What riles the President and his campaign is that nothing seems to be working. None of the charges against Biden seem to be getting any traction let alone making a dent in opinion polls. In fact survey after survey is showing that Trump is sliding even among his key constituents like uneducated or non-college Whites, the religious right and evangelicals. It is not as though these groups are getting ready to abandon their man, but support is slipping and that bothers the President and his Vice President, Mike Pence. If Ohio is in “play”, Biden has indeed come a long way from his drubbings in Iowa and New Hampshire primaries. With the coronavirus continuing to wreak havoc in America and slowly taking a heavy toll in Republican states like Oklahoma, Texas, Florida and Arizona, seniors in the Grand Old Party are wondering how the end game is going to play out.
The Republicans have not abandoned Trump and a sizeable section will not under any circumstances. But the fact remains that even within the conservative groups there is considerable consternation on the manner in which Trump has handled the pandemic. More than 3 million Americans are infected across all 50 states; more than 137,000 have died; and estimates are that another 80,000-odd could die prior to the November elections. However much Trump and his cronies try to deny the existence of a debilitating virus, if a second wave should strike the United States, the economy will go in a tailspin and putting to naught the small hope in the White House that the economy will still recover in the next three months to make a difference in November.
If there is still one area that Trump scores more than 50 per cent, it is on the economy. Which is why the President and his advisors were hell bent on opening schools and colleges: to show that things are normal and hopefully economic activity will pick up.

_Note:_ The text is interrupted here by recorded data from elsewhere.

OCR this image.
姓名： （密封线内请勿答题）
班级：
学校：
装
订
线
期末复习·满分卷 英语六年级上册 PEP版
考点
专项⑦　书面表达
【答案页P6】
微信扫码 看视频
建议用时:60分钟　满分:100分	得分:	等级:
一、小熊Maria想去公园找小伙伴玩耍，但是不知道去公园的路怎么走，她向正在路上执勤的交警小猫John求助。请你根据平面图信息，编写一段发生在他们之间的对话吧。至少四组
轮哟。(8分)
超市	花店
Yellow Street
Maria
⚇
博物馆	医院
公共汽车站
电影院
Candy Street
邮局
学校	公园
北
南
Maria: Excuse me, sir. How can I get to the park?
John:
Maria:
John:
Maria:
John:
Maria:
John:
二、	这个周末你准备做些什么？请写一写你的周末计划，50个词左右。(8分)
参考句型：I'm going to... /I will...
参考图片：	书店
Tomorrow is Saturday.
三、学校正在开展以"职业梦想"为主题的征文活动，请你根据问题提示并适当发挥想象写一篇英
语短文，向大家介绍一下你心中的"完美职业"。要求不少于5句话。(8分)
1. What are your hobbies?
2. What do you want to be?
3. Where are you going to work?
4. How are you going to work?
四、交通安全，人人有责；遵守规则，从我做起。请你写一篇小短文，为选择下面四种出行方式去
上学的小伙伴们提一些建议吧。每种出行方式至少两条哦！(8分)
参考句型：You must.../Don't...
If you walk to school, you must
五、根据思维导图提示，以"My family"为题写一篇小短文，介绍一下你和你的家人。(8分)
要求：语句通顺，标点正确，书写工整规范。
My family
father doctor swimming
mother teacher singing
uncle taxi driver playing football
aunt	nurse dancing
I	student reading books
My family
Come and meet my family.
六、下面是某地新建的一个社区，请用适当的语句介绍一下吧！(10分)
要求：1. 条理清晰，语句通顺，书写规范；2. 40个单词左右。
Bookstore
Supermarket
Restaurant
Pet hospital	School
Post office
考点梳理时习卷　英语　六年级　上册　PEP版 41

But that is not going to happen in the fashion the Republican President wants. And hence the frustration and anger! And giving his campaign manager Brad Parscale the boot has also not had any immediate effect; if anything it has left a bad taste within the campaign in the manner a loyalist was shown the door. But again, this is Donald Trump.
Anything can happen in politics and in the realm of American Presidential politics, three and a half months is a long way to go. In fact, political pundits will make the argument today that back in 2016, Hillary Clinton enjoyed the same advantage in a raft of polls, somewhat similar to what Biden is looking at these days. And if observers are making the point that Biden has yet to step up to the plate and has to urgently do so, they are not without good reason. For between now and showdown time there is just about anything Trump will do to keep his seat in the Oval Office for nothing is too low for a man who is desperate to hang on to power, even if it means looking for a piece of straw by way of a war with China in the South China Seas or with Iran on a bogus charge of attacking some fishing boat somewhere in the Persian Gulf!
- The writer was a former senior journalist in Washington D.C. covering North America and the United Nations.